Note O – Income Taxes

The effective tax rate for the three and nine months ended April 30, 2012 was 29.0 percent and 28.0 percent, respectively. The effective tax rate for the three and nine months ended April 30, 2011 was 24.5 percent and 28.1 percent, respectively. The three months ending April 30, 2012 included $1.8 million of tax benefits primarily from a statute of limitations expiration, while the three months ending April 30, 2011 included $3.5 million of tax benefits primarily from the expiration of some statutes of limitations and the favorable conclusions of tax audits in various jurisdictions. Both the current year and prior year's nine month period include tax benefits due to favorable settlements of tax audits of $4.3 million and $2.7 million, respectively. Without consideration of discrete items, the estimated annual effective tax rate of 30.5 percent is higher than the prior year rate of 29.5 percent mainly due to the mix of earnings between tax jurisdictions.

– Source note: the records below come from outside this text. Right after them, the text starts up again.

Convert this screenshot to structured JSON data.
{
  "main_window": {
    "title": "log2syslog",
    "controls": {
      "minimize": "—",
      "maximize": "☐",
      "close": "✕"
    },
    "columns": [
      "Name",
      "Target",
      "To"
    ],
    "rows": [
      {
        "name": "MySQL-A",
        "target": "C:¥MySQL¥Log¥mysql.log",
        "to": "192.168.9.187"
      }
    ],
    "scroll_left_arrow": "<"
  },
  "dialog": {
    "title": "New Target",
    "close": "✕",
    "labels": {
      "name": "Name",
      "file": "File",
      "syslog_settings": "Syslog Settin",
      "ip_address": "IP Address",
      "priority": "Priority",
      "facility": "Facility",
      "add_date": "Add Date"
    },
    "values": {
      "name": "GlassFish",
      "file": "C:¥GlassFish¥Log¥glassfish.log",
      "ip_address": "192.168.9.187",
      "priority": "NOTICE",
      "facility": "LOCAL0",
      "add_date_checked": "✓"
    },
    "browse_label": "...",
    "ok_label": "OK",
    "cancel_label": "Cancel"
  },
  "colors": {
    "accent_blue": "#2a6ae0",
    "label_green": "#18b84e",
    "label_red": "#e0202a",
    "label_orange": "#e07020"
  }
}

The Company's uncertain tax positions are affected by the tax years that are under audit or remain subject to examination by the relevant taxing authorities. The following tax years, in addition to the current year, remain subject to examination, at least for certain issues, by the major tax jurisdictions indicated:

 

 

 

 

 

Major Jurisdictions

 

 

Open Tax Years

 

Belgium

 

 

2010 through 2011

 

China

 

 

2001 through 2011

 

France

 

 

2009 through 2011

 

Germany

 

 

2009 through 2011

 

Italy

 

 

2003 through 2011

 

Japan

 

 

2009 through 2011

 

Mexico

 

 

2006 through 2011

 

Thailand

 

 

2005 through 2011

 

United Kingdom

 

 

2010 through 2011

 

United States

 

 

2011

 

At April 30, 2012, the total unrecognized tax benefits were $16.3 million, and accrued interest and penalties on these unrecognized tax benefits were $1.3 million. The Company recognizes interest accrued related to unrecognized tax benefits in income tax expense. If the Company were to prevail on all unrecognized tax benefits recorded, substantially all of the unrecognized tax benefits would benefit the effective tax rate. With an average statute of limitations of about 5 years, up to $2.0 million of the unrecognized tax benefits could potentially reverse in the next 12 month period, unless extended by audit. It is possible that quicker than expected settlement of either current or future audits and disputes would cause additional reversals of previously recorded reserves in the next 12 month period. Currently, the Company has approximately $0.2 million of unrecognized tax benefits that are in dispute with various taxing authorities related to transfer pricing and deductibility of expenses. Quantification of an estimated range and timing of future audit settlements cannot be made at this time.